Research from Brookings says the USMCA has deepened North American economic integration, particularly in manufacturing trade between the United States and Mexico, while also encouraging investment flows that are less reliant on far-flung supply chains. A separate Brookings analysis notes that nearshoring has been accelerated by the U.S.-China trade war and by Washington’s wider effort to reduce supply-chain risk. The trend has historical roots as well: work from the Baker Institute traces the shifting of U.S. production to Mexico over roughly 60 years, showing that the process predates the current debate but has been intensified by trade agreements and changing economic policy.
For Mexico, the transition is both an opportunity and a test. Its integration with the United States has created a formidable export platform, but much of it still depends on assembly work with limited domestic technology content. The USMCA review due in the coming years is likely to force that issue into the open. The Economic Commission for Latin America and the Caribbean says Mexico’s role as a nearshoring platform can support industrial upgrading, but only if it is backed by active industrial policy and stronger local capabilities.

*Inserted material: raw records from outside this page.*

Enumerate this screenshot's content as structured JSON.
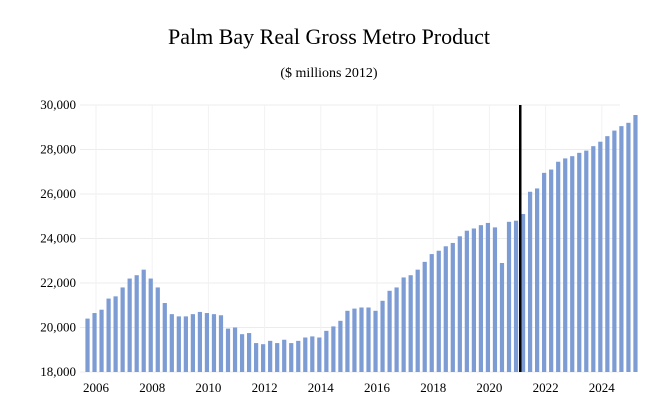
{
  "chart_data": {
    "type": "bar",
    "title": "Palm Bay Real Gross Metro Product",
    "subtitle": "($ millions 2012)",
    "xlabel": "",
    "ylabel": "",
    "ylim": [
      18000,
      30000
    ],
    "yticks": [
      18000,
      20000,
      22000,
      24000,
      26000,
      28000,
      30000
    ],
    "ytick_labels": [
      "18,000",
      "20,000",
      "22,000",
      "24,000",
      "26,000",
      "28,000",
      "30,000"
    ],
    "xticks": [
      "2006",
      "2008",
      "2010",
      "2012",
      "2014",
      "2016",
      "2018",
      "2020",
      "2022",
      "2024"
    ],
    "x_start": "2006Q1",
    "frequency": "quarterly",
    "bar_color": "#7d9cd4",
    "marker_line": {
      "x": "2021Q3",
      "color": "#000000"
    },
    "grid": true,
    "series": [
      {
        "values": [
          20400,
          20650,
          20800,
          21300,
          21400,
          21800,
          22200,
          22350,
          22600,
          22200,
          21800,
          21100,
          20600,
          20500,
          20500,
          20600,
          20700,
          20650,
          20600,
          20550,
          19950,
          20000,
          19700,
          19750,
          19300,
          19250,
          19400,
          19300,
          19450,
          19300,
          19400,
          19550,
          19600,
          19550,
          19850,
          20050,
          20300,
          20750,
          20850,
          20900,
          20900,
          20750,
          21200,
          21650,
          21800,
          22250,
          22350,
          22600,
          22950,
          23300,
          23450,
          23650,
          23800,
          24100,
          24350,
          24450,
          24600,
          24700,
          24500,
          22900,
          24750,
          24800,
          25100,
          26100,
          26250,
          26950,
          27100,
          27450,
          27600,
          27700,
          27850,
          27950,
          28150,
          28350,
          28600,
          28850,
          29050,
          29200,
          29550
        ]
      }
    ]
  }
}
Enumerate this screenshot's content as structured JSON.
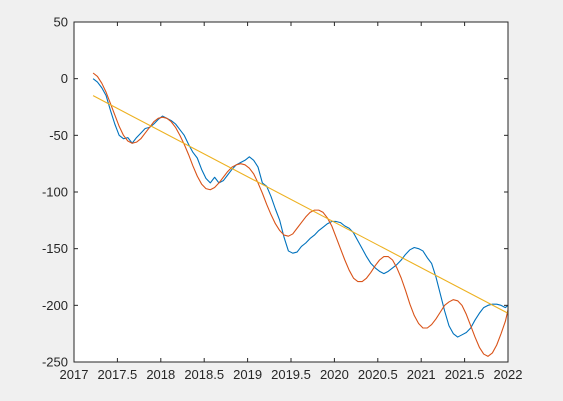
{
  "colors": {
    "figure_bg": "#f0f0f0",
    "axes_bg": "#ffffff",
    "axis": "#262626",
    "series": [
      "#0072bd",
      "#d95319",
      "#edb120"
    ]
  },
  "chart_data": {
    "type": "line",
    "title": "",
    "xlabel": "",
    "ylabel": "",
    "xlim": [
      2017,
      2022
    ],
    "ylim": [
      -250,
      50
    ],
    "xticks": [
      2017,
      2017.5,
      2018,
      2018.5,
      2019,
      2019.5,
      2020,
      2020.5,
      2021,
      2021.5,
      2022
    ],
    "xtick_labels": [
      "2017",
      "2017.5",
      "2018",
      "2018.5",
      "2019",
      "2019.5",
      "2020",
      "2020.5",
      "2021",
      "2021.5",
      "2022"
    ],
    "yticks": [
      50,
      0,
      -50,
      -100,
      -150,
      -200,
      -250
    ],
    "ytick_labels": [
      "50",
      "0",
      "-50",
      "-100",
      "-150",
      "-200",
      "-250"
    ],
    "grid": false,
    "legend": null,
    "series": [
      {
        "color": "#0072bd",
        "x": [
          2017.22,
          2017.27,
          2017.32,
          2017.37,
          2017.42,
          2017.47,
          2017.52,
          2017.57,
          2017.62,
          2017.67,
          2017.72,
          2017.77,
          2017.82,
          2017.87,
          2017.92,
          2017.97,
          2018.02,
          2018.07,
          2018.12,
          2018.17,
          2018.22,
          2018.27,
          2018.32,
          2018.37,
          2018.42,
          2018.47,
          2018.52,
          2018.57,
          2018.62,
          2018.67,
          2018.72,
          2018.77,
          2018.82,
          2018.87,
          2018.92,
          2018.97,
          2019.02,
          2019.07,
          2019.12,
          2019.17,
          2019.22,
          2019.27,
          2019.32,
          2019.37,
          2019.42,
          2019.47,
          2019.52,
          2019.57,
          2019.62,
          2019.67,
          2019.72,
          2019.77,
          2019.82,
          2019.87,
          2019.92,
          2019.97,
          2020.02,
          2020.07,
          2020.12,
          2020.17,
          2020.22,
          2020.27,
          2020.32,
          2020.37,
          2020.42,
          2020.47,
          2020.52,
          2020.57,
          2020.62,
          2020.67,
          2020.72,
          2020.77,
          2020.82,
          2020.87,
          2020.92,
          2020.97,
          2021.02,
          2021.07,
          2021.12,
          2021.17,
          2021.22,
          2021.27,
          2021.32,
          2021.37,
          2021.42,
          2021.47,
          2021.52,
          2021.57,
          2021.62,
          2021.67,
          2021.72,
          2021.77,
          2021.82,
          2021.87,
          2021.92,
          2021.97,
          2022.0
        ],
        "y": [
          0,
          -3,
          -8,
          -15,
          -28,
          -40,
          -50,
          -53,
          -52,
          -57,
          -52,
          -48,
          -44,
          -43,
          -40,
          -36,
          -33,
          -35,
          -37,
          -40,
          -45,
          -50,
          -58,
          -65,
          -70,
          -80,
          -88,
          -92,
          -87,
          -92,
          -90,
          -85,
          -80,
          -76,
          -74,
          -72,
          -69,
          -72,
          -78,
          -92,
          -95,
          -104,
          -115,
          -125,
          -140,
          -152,
          -154,
          -153,
          -148,
          -145,
          -141,
          -138,
          -134,
          -131,
          -128,
          -126,
          -126,
          -127,
          -130,
          -132,
          -136,
          -143,
          -150,
          -157,
          -163,
          -167,
          -170,
          -172,
          -170,
          -167,
          -164,
          -160,
          -155,
          -151,
          -149,
          -150,
          -152,
          -158,
          -163,
          -175,
          -190,
          -205,
          -218,
          -225,
          -228,
          -226,
          -224,
          -220,
          -213,
          -207,
          -202,
          -200,
          -199,
          -199,
          -200,
          -202,
          -200
        ]
      },
      {
        "color": "#d95319",
        "x": [
          2017.22,
          2017.27,
          2017.32,
          2017.37,
          2017.42,
          2017.47,
          2017.52,
          2017.57,
          2017.62,
          2017.67,
          2017.72,
          2017.77,
          2017.82,
          2017.87,
          2017.92,
          2017.97,
          2018.02,
          2018.07,
          2018.12,
          2018.17,
          2018.22,
          2018.27,
          2018.32,
          2018.37,
          2018.42,
          2018.47,
          2018.52,
          2018.57,
          2018.62,
          2018.67,
          2018.72,
          2018.77,
          2018.82,
          2018.87,
          2018.92,
          2018.97,
          2019.02,
          2019.07,
          2019.12,
          2019.17,
          2019.22,
          2019.27,
          2019.32,
          2019.37,
          2019.42,
          2019.47,
          2019.52,
          2019.57,
          2019.62,
          2019.67,
          2019.72,
          2019.77,
          2019.82,
          2019.87,
          2019.92,
          2019.97,
          2020.02,
          2020.07,
          2020.12,
          2020.17,
          2020.22,
          2020.27,
          2020.32,
          2020.37,
          2020.42,
          2020.47,
          2020.52,
          2020.57,
          2020.62,
          2020.67,
          2020.72,
          2020.77,
          2020.82,
          2020.87,
          2020.92,
          2020.97,
          2021.02,
          2021.07,
          2021.12,
          2021.17,
          2021.22,
          2021.27,
          2021.32,
          2021.37,
          2021.42,
          2021.47,
          2021.52,
          2021.57,
          2021.62,
          2021.67,
          2021.72,
          2021.77,
          2021.82,
          2021.87,
          2021.92,
          2021.97,
          2022.0
        ],
        "y": [
          5,
          2,
          -4,
          -12,
          -22,
          -32,
          -42,
          -50,
          -55,
          -57,
          -56,
          -53,
          -48,
          -43,
          -38,
          -35,
          -34,
          -35,
          -38,
          -43,
          -50,
          -58,
          -67,
          -77,
          -86,
          -93,
          -97,
          -98,
          -96,
          -92,
          -87,
          -82,
          -78,
          -76,
          -75,
          -76,
          -79,
          -84,
          -92,
          -101,
          -111,
          -120,
          -128,
          -134,
          -138,
          -139,
          -137,
          -132,
          -127,
          -122,
          -118,
          -116,
          -116,
          -118,
          -123,
          -130,
          -140,
          -150,
          -160,
          -169,
          -176,
          -179,
          -179,
          -176,
          -171,
          -165,
          -160,
          -157,
          -157,
          -160,
          -167,
          -176,
          -187,
          -199,
          -209,
          -216,
          -220,
          -220,
          -217,
          -212,
          -206,
          -200,
          -197,
          -195,
          -196,
          -200,
          -208,
          -218,
          -228,
          -237,
          -243,
          -245,
          -242,
          -235,
          -225,
          -214,
          -204
        ]
      },
      {
        "color": "#edb120",
        "x": [
          2017.22,
          2022.0
        ],
        "y": [
          -15,
          -207
        ]
      }
    ]
  }
}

The lesson from South Korea, Taiwan and China is that durable development depends on more than attracting foreign capital. It requires domestic capacity, local suppliers, home-grown technology and the reinvestment of profits into productive activity. That is why the strategic debate in Mexico can no longer be reduced to a choice between free trade and protectionism, or between Washington and Beijing.
The more important question is whether Mexico can use the current reordering of the global economy to build a modern industrial policy around semiconductors, artificial intelligence, electric mobility, clean energy and advanced manufacturing. CSIS has argued that Mexico should adopt a mindset of complementarity as the United States pushes for reshoring and supply-chain de-risking. In that view, Mexico is not simply a beneficiary of American reindustrialisation, but a partner that can strengthen North American resilience if it uses its advantages wisely.
Digital trade will also matter in the next phase. CSIS has said the 2026 USMCA review should reinforce, not reopen, the agreement’s digital trade provisions, reflecting the growing importance of cross-border services and data flows in the regional economy. That reinforces a broader point: the North American project is no longer just about goods moving across borders. It is about technology, standards, data and the ability to compete in sectors where value is created by knowledge rather than labour alone.
The world emerging from this disruption will be more competitive, more technological and more geopolitical than the one that defined the past few decades. Countries that build their own productive capabilities will be better placed to prosper. Historic shifts do not occur only when one power declines and another rises. They happen when middle powers understand the scale of the change and act accordingly.
Mexico is now facing one of those moments. The USMCA review, nearshoring and the wider restructuring of the world economy have opened a window that may not appear again soon. The real question is not whether North America can recover a lost leadership role. It is whether Mexico will use this transition to become a central actor in the new economy, or remain a manufacturing base inside supply chains designed elsewhere.